Date: Tue, 30 Apr 91 13:05:16 PDT
From: "John Wray, Secure Systems Development, DTN 226-6106  30-Apr-1991 1450" <wray@ultra.enet.dec.com>
To: gssapi-dev@Pa.dec.com


>It all boils down to whether or not the sender address is optional.  If
>the sender address is optional, then GSS API implementations which use
>the Kerberos mechanism have two choices.  They can either return a
>run-time error, in which case applications which don't bother to supply
>a sender address will not interoperate with Kerberos, or they can
>explicitly violate the Kerberos protocol.  Neither choice seems
>particularily palatable to me.  Thus, I would like to make the sender
>address a mandatory argument.
>
>What you seem to be telling me is that in OSI-land, it is bad karma for
>the application layer to know anything about the sender's network
>address.  Whether or not this is a valid constraint doesn't matter a
>whole lot; debating this is beyond the scope of this forum, and if it
>has already been cast into stone as a standard, people will want to
>follow it whether or not it is technically valid.  Therefore, requiring
>the sender address will requiring that the GSS API to violate the
>paradigm laid out by the OSI architects.  Thus, you would like to see
>the sender address be optional.

I don't think the layering violation problem is insurmountable, either.  I'm
more worried about a couple of practical problems that requiring the network
address may cause us.

What form of source address should a verifier should provide when the token
originator is on a different network from the verifier?  For example, consider
a transport-level relay connecting an X.25 network to a TCP/IP net.  The relay
accepts incoming calls from the X.25 net and converts them into TCP
connections, dynamically mapping the X.25 call-id into a TCP port number.  We'd
like to be able to support end-to-end (application-to-application)
authentication through such a device, but I can't see how to get the
source-network-address to the receiver for it to pass into its
accept_sec_context any way except by having to carry it in the application
protocol (in which case we can't claim that we're providing independent
verification of the source address, so it's value is very suspect).

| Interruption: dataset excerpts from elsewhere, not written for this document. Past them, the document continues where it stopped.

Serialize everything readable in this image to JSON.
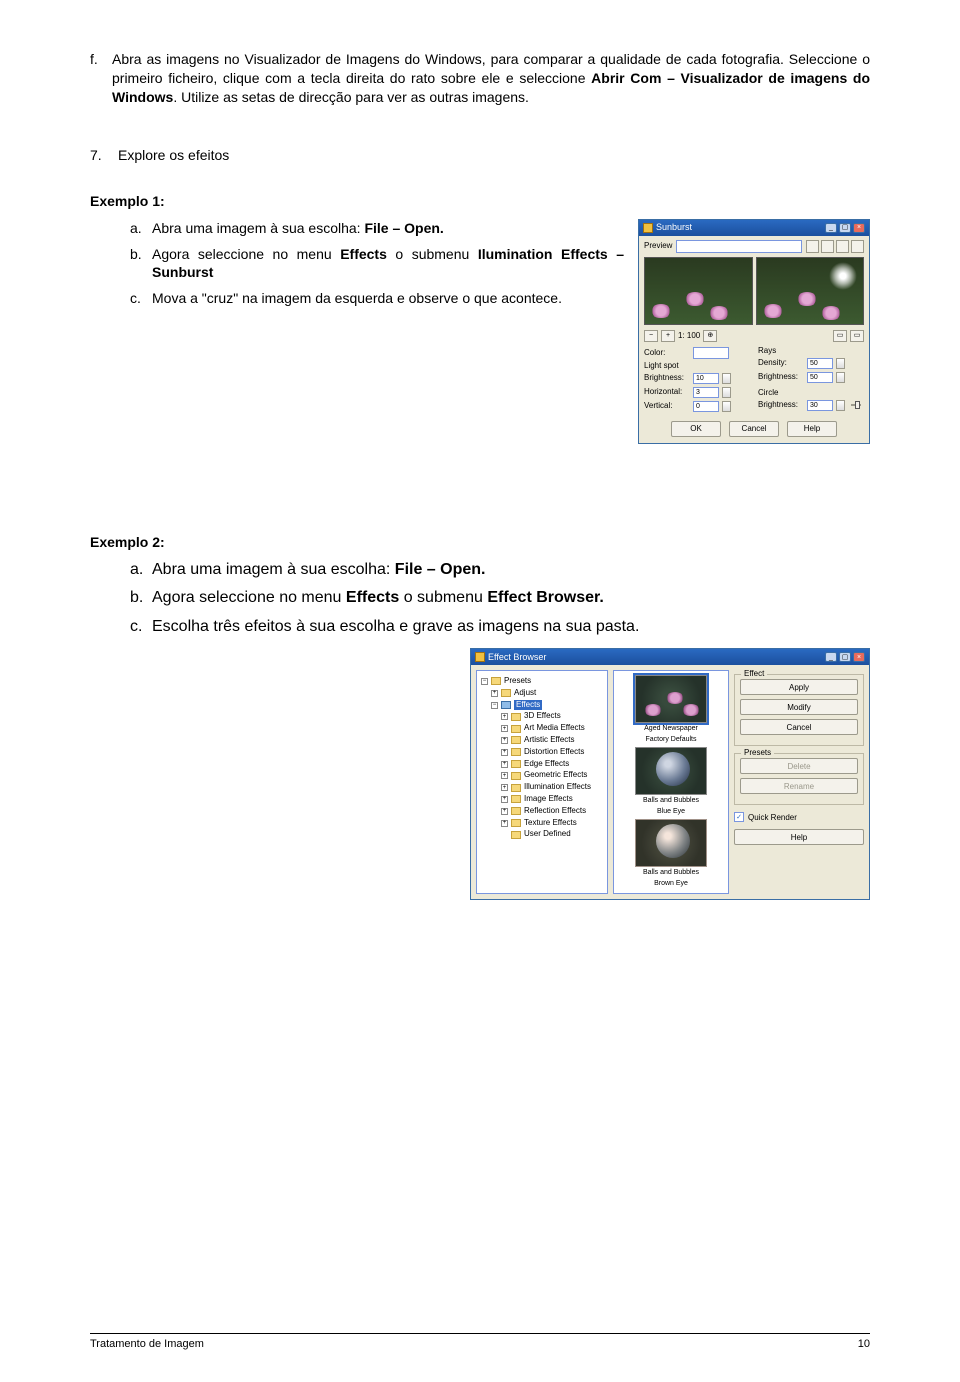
{
  "intro": {
    "marker": "f.",
    "text": "Abra as imagens no Visualizador de Imagens do Windows, para comparar a qualidade de cada fotografia. Seleccione o primeiro ficheiro, clique com a tecla direita do rato sobre ele e seleccione Abrir Com – Visualizador de imagens do Windows. Utilize as setas de direcção para ver as outras imagens.",
    "bold": [
      "Abrir Com – Visualizador de imagens do Windows"
    ]
  },
  "section7": {
    "num": "7.",
    "title": "Explore os efeitos"
  },
  "ex1": {
    "title": "Exemplo 1:",
    "a": {
      "m": "a.",
      "pre": "Abra uma imagem à sua escolha: ",
      "b": "File – Open."
    },
    "b": {
      "m": "b.",
      "pre": "Agora seleccione no menu ",
      "b1": "Effects",
      "mid": " o submenu ",
      "b2": "Ilumination Effects – Sunburst"
    },
    "c": {
      "m": "c.",
      "t": "Mova a \"cruz\" na imagem da esquerda e observe o que acontece."
    }
  },
  "ex2": {
    "title": "Exemplo 2:",
    "a": {
      "m": "a.",
      "pre": "Abra uma imagem à sua escolha: ",
      "b": "File – Open."
    },
    "b": {
      "m": "b.",
      "pre": "Agora seleccione no menu ",
      "b1": "Effects",
      "mid": " o submenu ",
      "b2": "Effect Browser."
    },
    "c": {
      "m": "c.",
      "t": "Escolha três efeitos à sua escolha e grave as imagens na sua pasta."
    }
  },
  "footer": {
    "left": "Tratamento de Imagem",
    "right": "10"
  },
  "sunburst": {
    "title": "Sunburst",
    "preview": "Preview",
    "nav_pct": "1: 100",
    "color": "Color:",
    "lightspot": "Light spot",
    "brightness": "Brightness:",
    "brightness_v": "10",
    "horizontal": "Horizontal:",
    "horizontal_v": "3",
    "vertical": "Vertical:",
    "vertical_v": "0",
    "rays": "Rays",
    "density": "Density:",
    "density_v": "50",
    "r_brightness": "Brightness:",
    "r_brightness_v": "50",
    "circle": "Circle",
    "c_brightness": "Brightness:",
    "c_brightness_v": "30",
    "ok": "OK",
    "cancel": "Cancel",
    "help": "Help"
  },
  "eb": {
    "title": "Effect Browser",
    "tree": {
      "presets": "Presets",
      "adjust": "Adjust",
      "effects": "Effects",
      "n3d": "3D Effects",
      "art": "Art Media Effects",
      "artistic": "Artistic Effects",
      "dist": "Distortion Effects",
      "edge": "Edge Effects",
      "geo": "Geometric Effects",
      "illum": "Illumination Effects",
      "img": "Image Effects",
      "refl": "Reflection Effects",
      "tex": "Texture Effects",
      "user": "User Defined"
    },
    "thumbs": {
      "t1a": "Aged Newspaper",
      "t1b": "Factory Defaults",
      "t2a": "Balls and Bubbles",
      "t2b": "Blue Eye",
      "t3a": "Balls and Bubbles",
      "t3b": "Brown Eye"
    },
    "side": {
      "effect": "Effect",
      "apply": "Apply",
      "modify": "Modify",
      "cancel": "Cancel",
      "presets": "Presets",
      "delete": "Delete",
      "rename": "Rename",
      "quick": "Quick Render",
      "help": "Help"
    }
  }
}
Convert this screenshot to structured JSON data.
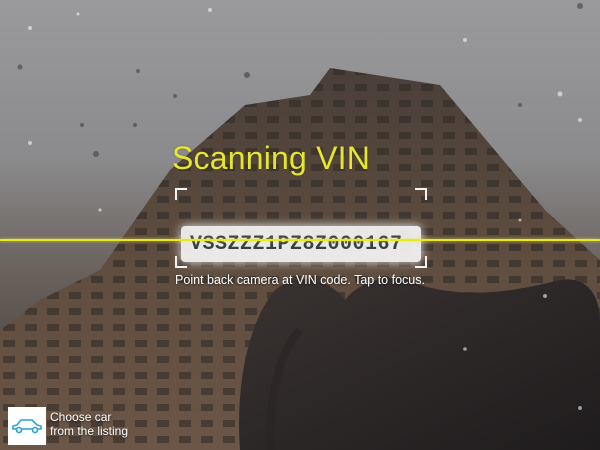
{
  "scanner": {
    "title": "Scanning VIN",
    "detected_vin": "VSSZZZ1PZ8Z000167",
    "hint": "Point back camera at VIN code. Tap to focus."
  },
  "choose_car": {
    "line1": "Choose car",
    "line2": "from the listing",
    "icon": "car-icon"
  },
  "colors": {
    "accent": "#e8e82a",
    "car_icon": "#29a3d6"
  }
}
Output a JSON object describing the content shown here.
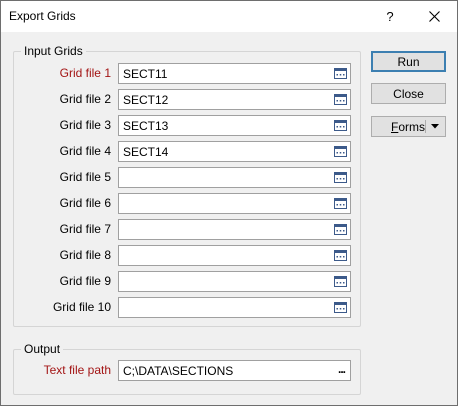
{
  "window": {
    "title": "Export Grids",
    "help_label": "?"
  },
  "input_group": {
    "legend": "Input Grids",
    "rows": [
      {
        "label": "Grid file 1",
        "value": "SECT11",
        "required": true
      },
      {
        "label": "Grid file 2",
        "value": "SECT12",
        "required": false
      },
      {
        "label": "Grid file 3",
        "value": "SECT13",
        "required": false
      },
      {
        "label": "Grid file 4",
        "value": "SECT14",
        "required": false
      },
      {
        "label": "Grid file 5",
        "value": "",
        "required": false
      },
      {
        "label": "Grid file 6",
        "value": "",
        "required": false
      },
      {
        "label": "Grid file 7",
        "value": "",
        "required": false
      },
      {
        "label": "Grid file 8",
        "value": "",
        "required": false
      },
      {
        "label": "Grid file 9",
        "value": "",
        "required": false
      },
      {
        "label": "Grid file 10",
        "value": "",
        "required": false
      }
    ]
  },
  "output_group": {
    "legend": "Output",
    "text_file_label": "Text file path",
    "text_file_value": "C;\\DATA\\SECTIONS",
    "browse_label": "..."
  },
  "buttons": {
    "run": "Run",
    "close": "Close",
    "forms_prefix": "F",
    "forms_rest": "orms"
  },
  "colors": {
    "required_label": "#a31515",
    "default_button_border": "#3c7fb1"
  }
}
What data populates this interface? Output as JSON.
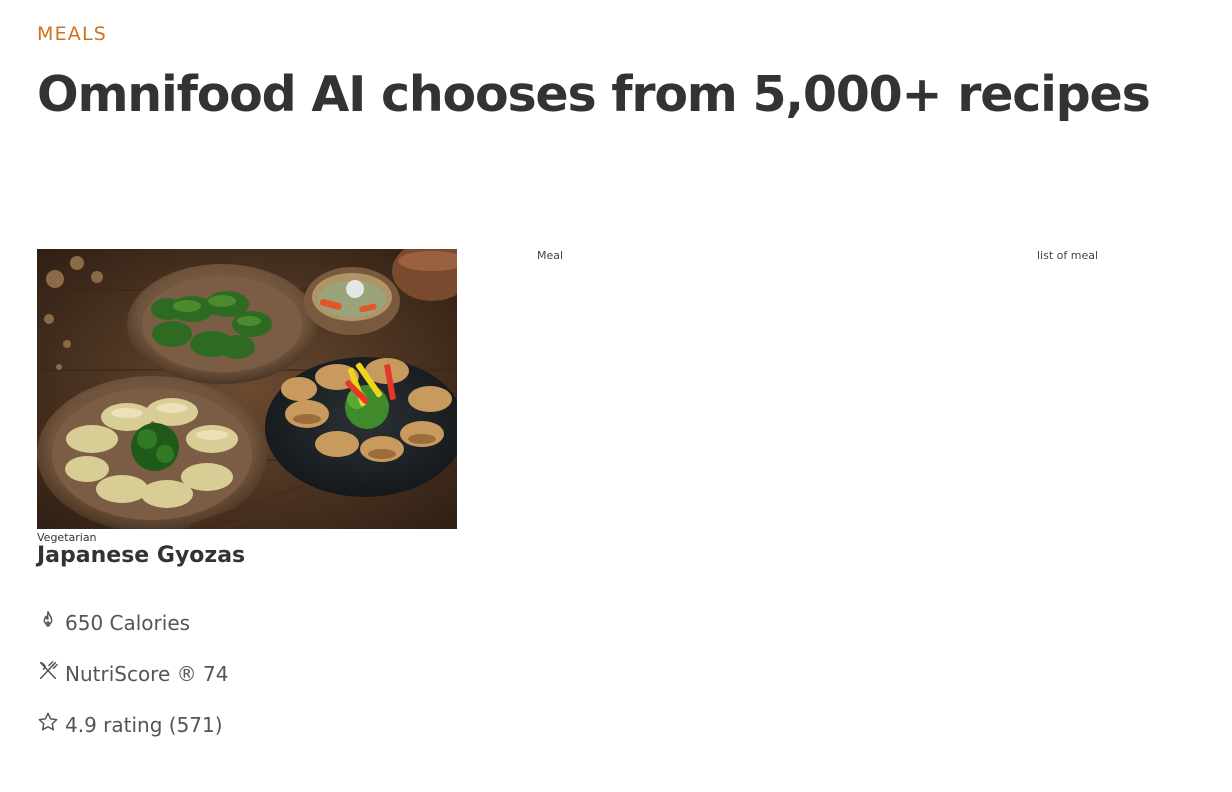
{
  "section": {
    "subheading": "MEALS",
    "heading": "Omnifood AI chooses from 5,000+ recipes"
  },
  "meal": {
    "image_subject": "Japanese gyoza dumplings on plates with greens and soup",
    "tag": "Vegetarian",
    "title": "Japanese Gyozas",
    "attributes": [
      {
        "icon": "flame-icon",
        "text": "650 Calories"
      },
      {
        "icon": "restaurant-icon",
        "text": "NutriScore ® 74"
      },
      {
        "icon": "star-icon",
        "text": "4.9 rating (571)"
      }
    ]
  },
  "broken_images": {
    "meal_alt": "Meal",
    "list_alt": "list of meal"
  },
  "colors": {
    "accent": "#cf711f",
    "text": "#333333",
    "attribute_text": "#555555",
    "background": "#ffffff"
  }
}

Similarly, consider a dial-in line from a PC to a host system.  I'd like the PC
to be able to authenticate itself to the host system using the GSSAPI, but
there aren't any addresses involved here.  I think that the underlying
mechanism must still be able to function without requiring source addresses.

That said, whenever addresses are available, they should be supplied in the
channel bindings.  To allow individual mechanisms to offer the maximum
protection possible, it's well worth defining a format so that the mechanism
can reach into the bindings and read the address from them, provided that no
mechanism will refuse to provide authentication services in the absence of such
addresses.

>However, I think the sender address issue is much more serious, and it
>is much harder to solve.  Allow me to offer the following concrete,
>compromise proposal.  The channel_bindings input variable shall take the
>following structure:
>
>typedef struct channel_bindings_struct {
>    OM_uint32		addrtype;
>    gss_buffer_desc	sender_address;
>#ifdef OPTIONAL
>    gss_buffer_t	appl_specific;
>#endif
>} channel_bindings;
>
>The values of addrtype between 0 and 255 shall be reserved for Berkeley
>Standard Distribution address family types; if the number is in that
>rage, then sender_address shall contain an address defined by the format
>for the BSD Address Family.  Values above 256 are reserved for future
>definition by future GSS API documents.  The value 256
>(GSS_ADDRTYPE_NULL) shall mean the Null Address type, and should only be
>used in environments where it is impossible to obtain the network
>address of the sender due to intrinsic restrictions on the environment.
>Use of GSS_ADDRTYPE_NULL in any other circumstance will result in
>undefined behavior.  So applications written for current networking
>protocols will be required to set the sender address; however, if OSI
>really does take over the world, OSI applications will merely have to
>set addrtype to 256.  I claim that if you have an application that is
>being rewritten to use OSI instead of the TCP/IP protocol stack, enough
>things will have to change that needing to hardcode addrtype to be 256
>will be the least troubling of all of the changes you will need to make
>to that poor application.

From above, this isn't just an OSI vs TCP/IP problem.  I have no problems with
the above, except, for the reasons above, the GSS_ADDRTYPE_NULL should always
be allowed, with the explicit proviso that if it's specified, then the
application is explicitly opting out of providing the adddress, and source
network-address checks by the mechanism will therefore be impossible.  By not
providing a source address, the application is saying that it doesn't care.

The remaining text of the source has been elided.